A largely unknown operation to rescue Jewish children from Iran began in the spring of 1979. The children travelled without their parents and were housed with families  of the Chabad – Lubavitch community in Brooklyn, USA. One was Anna Monahemi Kaplan, now New York state senator for the 7th district.  Chabad News tells the story: (With thanks: Michelle)

It was a cold day in the spring of 1979 when 13-year-old Anna
Monahemi arrived at John F. Kennedy Airport in New York. She came with a
group of 40 Jewish girls—all of them from Iran, each of them alone. Her
parents, like those of the other girls, had quietly bought her a ticket
to Rome and sent her off, not knowing when they would see her next.
There, the girls were greeted, processed and issued U.S. I-20 student
visas. Five days later, they were safely in America.

From JFK, Anna and the girls were brought directly to the Crown
Heights neighborhood of Brooklyn, N.Y., and placed with host
families—members of the Chabad-Lubavitch
community. This was not the only group of Iranian Jewish children in
Crown Heights. Since the end of 1978, planeloads of Jewish refugee
children had followed the same path to safety, intensifying after the
January 1979 fall of the Shah of Iran and the return from exile two
weeks later of the Shi’ite cleric Ayatollah Ruhollah Khomeini. By Passover
of 1979, there were 1,000 Iranian Jewish children staying in Crown
Heights with families, living in dorms, and studying in schools and
classes established especially for them in the neighborhood.
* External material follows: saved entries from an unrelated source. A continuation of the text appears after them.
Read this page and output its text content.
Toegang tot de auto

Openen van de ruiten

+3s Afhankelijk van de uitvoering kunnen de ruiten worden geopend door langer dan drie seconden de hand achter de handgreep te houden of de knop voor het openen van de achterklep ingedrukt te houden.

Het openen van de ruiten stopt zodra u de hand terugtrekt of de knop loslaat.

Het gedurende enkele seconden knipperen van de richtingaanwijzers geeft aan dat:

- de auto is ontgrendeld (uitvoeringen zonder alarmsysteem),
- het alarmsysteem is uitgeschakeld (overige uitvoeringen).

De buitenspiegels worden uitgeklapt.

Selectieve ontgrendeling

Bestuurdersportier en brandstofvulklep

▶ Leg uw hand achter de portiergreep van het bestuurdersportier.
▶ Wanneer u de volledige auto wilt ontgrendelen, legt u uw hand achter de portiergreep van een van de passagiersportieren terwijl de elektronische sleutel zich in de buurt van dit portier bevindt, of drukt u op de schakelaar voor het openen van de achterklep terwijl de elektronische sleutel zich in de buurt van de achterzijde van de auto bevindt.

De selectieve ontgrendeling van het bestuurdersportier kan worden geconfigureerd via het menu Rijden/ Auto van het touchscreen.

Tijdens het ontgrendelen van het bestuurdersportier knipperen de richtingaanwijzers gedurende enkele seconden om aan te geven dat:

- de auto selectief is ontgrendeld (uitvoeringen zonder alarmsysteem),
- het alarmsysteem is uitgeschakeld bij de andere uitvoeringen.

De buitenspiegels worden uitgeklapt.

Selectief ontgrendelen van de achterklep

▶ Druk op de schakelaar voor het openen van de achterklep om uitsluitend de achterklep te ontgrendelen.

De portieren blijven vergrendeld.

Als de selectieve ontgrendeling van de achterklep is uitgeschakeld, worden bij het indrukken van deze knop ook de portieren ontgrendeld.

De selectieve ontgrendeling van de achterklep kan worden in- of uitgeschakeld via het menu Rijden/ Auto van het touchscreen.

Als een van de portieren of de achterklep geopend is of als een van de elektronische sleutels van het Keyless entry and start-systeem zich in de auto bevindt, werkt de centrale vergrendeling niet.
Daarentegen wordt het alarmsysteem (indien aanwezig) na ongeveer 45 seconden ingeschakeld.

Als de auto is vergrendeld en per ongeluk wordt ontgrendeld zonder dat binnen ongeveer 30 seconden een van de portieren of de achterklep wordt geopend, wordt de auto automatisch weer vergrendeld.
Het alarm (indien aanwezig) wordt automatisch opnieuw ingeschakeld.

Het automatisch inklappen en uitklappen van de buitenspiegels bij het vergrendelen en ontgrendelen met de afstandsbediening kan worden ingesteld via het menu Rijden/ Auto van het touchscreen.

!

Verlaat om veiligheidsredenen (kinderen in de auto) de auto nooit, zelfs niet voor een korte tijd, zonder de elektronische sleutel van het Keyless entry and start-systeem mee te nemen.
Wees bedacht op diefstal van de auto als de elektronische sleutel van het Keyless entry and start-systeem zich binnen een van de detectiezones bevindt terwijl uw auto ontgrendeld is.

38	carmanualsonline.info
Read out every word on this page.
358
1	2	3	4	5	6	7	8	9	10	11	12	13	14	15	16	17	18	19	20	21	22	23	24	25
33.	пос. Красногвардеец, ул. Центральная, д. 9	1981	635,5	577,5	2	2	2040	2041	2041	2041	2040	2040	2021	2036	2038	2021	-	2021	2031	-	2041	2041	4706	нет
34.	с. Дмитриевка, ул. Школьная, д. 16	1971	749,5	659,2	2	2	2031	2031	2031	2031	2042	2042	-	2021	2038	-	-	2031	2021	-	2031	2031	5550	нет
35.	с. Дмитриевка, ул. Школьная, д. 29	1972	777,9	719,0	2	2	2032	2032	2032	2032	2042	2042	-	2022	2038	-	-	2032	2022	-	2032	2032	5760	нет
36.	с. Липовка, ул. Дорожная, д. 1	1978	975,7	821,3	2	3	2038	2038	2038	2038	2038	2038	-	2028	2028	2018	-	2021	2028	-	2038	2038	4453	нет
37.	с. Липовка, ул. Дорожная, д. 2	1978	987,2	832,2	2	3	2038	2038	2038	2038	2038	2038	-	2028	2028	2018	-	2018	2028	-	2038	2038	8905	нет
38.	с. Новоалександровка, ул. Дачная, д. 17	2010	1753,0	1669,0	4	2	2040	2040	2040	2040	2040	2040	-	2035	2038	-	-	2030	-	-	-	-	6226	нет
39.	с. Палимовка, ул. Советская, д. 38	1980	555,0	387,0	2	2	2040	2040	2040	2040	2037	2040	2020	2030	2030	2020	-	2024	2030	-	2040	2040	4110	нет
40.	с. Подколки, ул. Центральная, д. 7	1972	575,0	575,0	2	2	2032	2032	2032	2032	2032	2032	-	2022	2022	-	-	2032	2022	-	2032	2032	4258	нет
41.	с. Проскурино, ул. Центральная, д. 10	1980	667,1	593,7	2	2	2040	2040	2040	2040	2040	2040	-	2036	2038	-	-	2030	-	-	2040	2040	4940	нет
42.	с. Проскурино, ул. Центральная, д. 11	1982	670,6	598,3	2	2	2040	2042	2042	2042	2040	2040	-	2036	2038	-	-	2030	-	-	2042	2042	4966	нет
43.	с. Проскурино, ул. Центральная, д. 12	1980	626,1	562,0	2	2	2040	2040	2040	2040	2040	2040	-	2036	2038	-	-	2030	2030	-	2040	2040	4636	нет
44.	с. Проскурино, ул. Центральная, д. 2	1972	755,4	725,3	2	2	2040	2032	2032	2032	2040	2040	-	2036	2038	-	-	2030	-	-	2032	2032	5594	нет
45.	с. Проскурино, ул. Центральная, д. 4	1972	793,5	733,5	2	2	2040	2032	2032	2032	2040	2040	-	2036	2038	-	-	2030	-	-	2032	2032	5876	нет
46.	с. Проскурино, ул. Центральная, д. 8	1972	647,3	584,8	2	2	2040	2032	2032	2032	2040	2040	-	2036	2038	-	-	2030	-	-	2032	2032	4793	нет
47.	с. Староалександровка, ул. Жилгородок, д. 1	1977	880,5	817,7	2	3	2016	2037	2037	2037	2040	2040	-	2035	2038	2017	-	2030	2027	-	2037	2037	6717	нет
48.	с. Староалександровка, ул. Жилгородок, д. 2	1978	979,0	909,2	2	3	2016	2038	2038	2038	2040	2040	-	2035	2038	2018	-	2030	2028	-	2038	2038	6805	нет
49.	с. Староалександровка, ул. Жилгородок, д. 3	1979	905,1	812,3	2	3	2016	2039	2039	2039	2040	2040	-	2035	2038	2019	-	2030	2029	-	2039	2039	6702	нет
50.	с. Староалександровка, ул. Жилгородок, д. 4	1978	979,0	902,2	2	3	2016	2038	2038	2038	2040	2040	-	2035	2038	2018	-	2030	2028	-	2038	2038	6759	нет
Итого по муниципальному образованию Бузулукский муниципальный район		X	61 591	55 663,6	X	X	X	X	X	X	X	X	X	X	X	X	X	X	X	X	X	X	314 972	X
 A group of young Jews registering on arrival in the US in 1979

Jews had lived in what was long known as Persia for 2,500 years,
and at the time of the revolution, 100,000 of them called it home. They
were well-established and successful. But then came the Islamic
revolution, followed swiftly, 40 years ago this month, by the Islamist
seizure of power. Violence roiled the streets. Threats against Jews were
followed by the arrest and murder of leaders in the Jewish community.
As the ground shifted under their feet, Persian Jews desperately sought
avenues of escape, especially for their children.

The answer came in the form of Operation Exodus,
a historic Chabad-Lubavitch effort, still largely unknown, to rescue
the Jewish children of Iran. With help from the Crown Heights community
and an army of volunteers, the operation was spearheaded by the late Rabbi Yaakov Yehudah (J.J.) Hecht,
the exuberant executive vice president of the National Committee for
the Furtherance of Jewish Education (NCFJE), and personally approved and
encouraged every step of the way by the Rebbe, Rabbi Menachem M. Schneerson,
of righteous memory.

Operation Exodus was by far the largest organized
effort to rescue the embattled Jews of Iran, and by the time it wrapped
up in 1981 had brought 1,800 children to the United States. While Hecht
was promised financial assistance from mainstream Jewish organizations,
much of it never materialized, leaving him to cover the expenses alone.
When Hecht passed away a decade later, his organization was still
millions of dollars in debt. Yet he never for a second regretted it;
there were Jewish children to be rescued, and he had gotten it done.